Tuesday, October 04, 2011

Mailboat Aleta

Every now and then I mention the old mailboat Aleta that carried passengers and mail to and from Ocracoke in the 1940s & 1950s.

I recently re-discovered the following account of a memorable trip aboard the Aleta in Dorothy Byrum Bedwell's book Portsmouth, Island with a Soul.

"The mailboat was not designed for partying, and safety requirements were not as critical then as they are today. Those who imbibed while underway caused real hazards. Once...when my mother and brother were making the trip to Ocracoke, a tipsy lady, trying to walk the narrow strip of deck around the cabins [see photo above to picture this!], tumbled overboard as the mailboat was traveling abreast of the inlet where the tide is most powerful. My brother, an expert swimmer, dove in after her and pulled her back aboard. The mailboat captain was so genuinely grateful for the rescue of his passenger that he assured my brother free passage up and down the sound from that time on."

Our latest Ocracoke Newsletter is the story of slavery on Ocracoke. You can read it here: http://www.villagecraftsmen.com/news092111.htm.


  1. Anonymous10:29 AM

    Hmm, what time of day was this. Sounds rather early to be bending the elbow. Perhaps this woman was abusing her prescription drugs. There was a time folks were unaware of how medications interact with other medicines and this could be the case-- a misinterpretation of the events slighting this passenger as a lush. Is the source of this story a medical professional?. In addition, was it called whale mail back then when transported on a boat?

  2. debbie s.10:34 AM

    crazy dingbatters ;)

  3. Anonymous11:01 AM

    Safety requirements were not as critical then as they are today.... wait a minute-- it wasn't until Upton Sinclair wrote The Jungle that muckracking journalist if ever there was one-- folks read the book and started getting upset at how business was conducted at the Chicago stockyards. people died in the course of events at the slaughter house due to unsafe working conditions -- But I think that didn't stop them from voting in local and national elections-- to this day.

  4. Anonymous3:37 PM

    Do you know the history of the others before the Aleta?
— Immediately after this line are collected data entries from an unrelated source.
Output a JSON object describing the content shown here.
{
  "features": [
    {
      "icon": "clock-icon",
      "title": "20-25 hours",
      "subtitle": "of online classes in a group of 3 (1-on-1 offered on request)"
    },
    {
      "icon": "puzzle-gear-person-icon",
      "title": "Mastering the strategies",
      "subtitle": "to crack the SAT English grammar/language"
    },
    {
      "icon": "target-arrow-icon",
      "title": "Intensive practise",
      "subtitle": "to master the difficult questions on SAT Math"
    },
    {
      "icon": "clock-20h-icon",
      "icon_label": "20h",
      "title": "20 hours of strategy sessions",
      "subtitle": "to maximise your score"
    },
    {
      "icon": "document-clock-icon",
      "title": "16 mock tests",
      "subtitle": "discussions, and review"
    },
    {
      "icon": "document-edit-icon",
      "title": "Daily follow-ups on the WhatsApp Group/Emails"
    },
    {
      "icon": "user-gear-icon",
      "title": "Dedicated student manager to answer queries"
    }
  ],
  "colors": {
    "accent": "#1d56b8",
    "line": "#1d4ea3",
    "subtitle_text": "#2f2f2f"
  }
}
  5. I know a little of the history of other mailboats before the Aleta, but I'll have to do some more research. Maybe I will write a history of the post office on Ocracoke for a future Newsletter. Keep looking

  6. Anonymous4:10 PM

    Never miss a day--thanks for the reply.

  7. anita4:14 PM

    I cant start my day without reading the journal first, thanks Philip.

  8. Kevin7:41 PM

    I am curious as to another aspect of the story. What is the history of distillation on the island?

    Surely, so far from land, there must have been some need for a local source of, uh, industrial solvents.

  9. Kevin, check out this post: http://villagecraftsmen.blogspot.com/2010/10/meal-wine.html

  10. Kevin8:08 PM

    Has there been an historical re-enactment? That's just so critical if one is to properly understand history.

  11. No "re-enactment" necessary. We old timers occasionally brew up a batch of meal wine. The tradition has not died out.

  12. Anonymous9:49 PM

    Wring out the rat?!?

    Oh, you've got me COLing again, Philip (chuckling out loud).

    Always a pleasure.

    And that recipe sounds like it just might be worth trying, sans rat.

  13. Anonymous10:04 PM


    Further review of the recipe you posted reveals some wiggle room (but perhaps that's what gives the wine its kick).

    For example, the recipe calls for five pounds of sugar, instructs one to mix the sugar (all five pounds I presume) with the other ingredients, but then goes on to indicate adding several pounds of sugar in a few days and then several more pounds of sugar yet again, in a few more days.

    Are you in a position to offer any further guidance regarding this matter? (And I understand if you'd rather not.)

    Thanks, as always.

  14. Start with all five pounds of sugar...and add more sugar later as necessary to keep the brew "working." Enjoy!

  15. Please check out my story on The Aleta!

    Somewhere I have a digital file of the Aleta Bow....maybe the boat...but will have to look.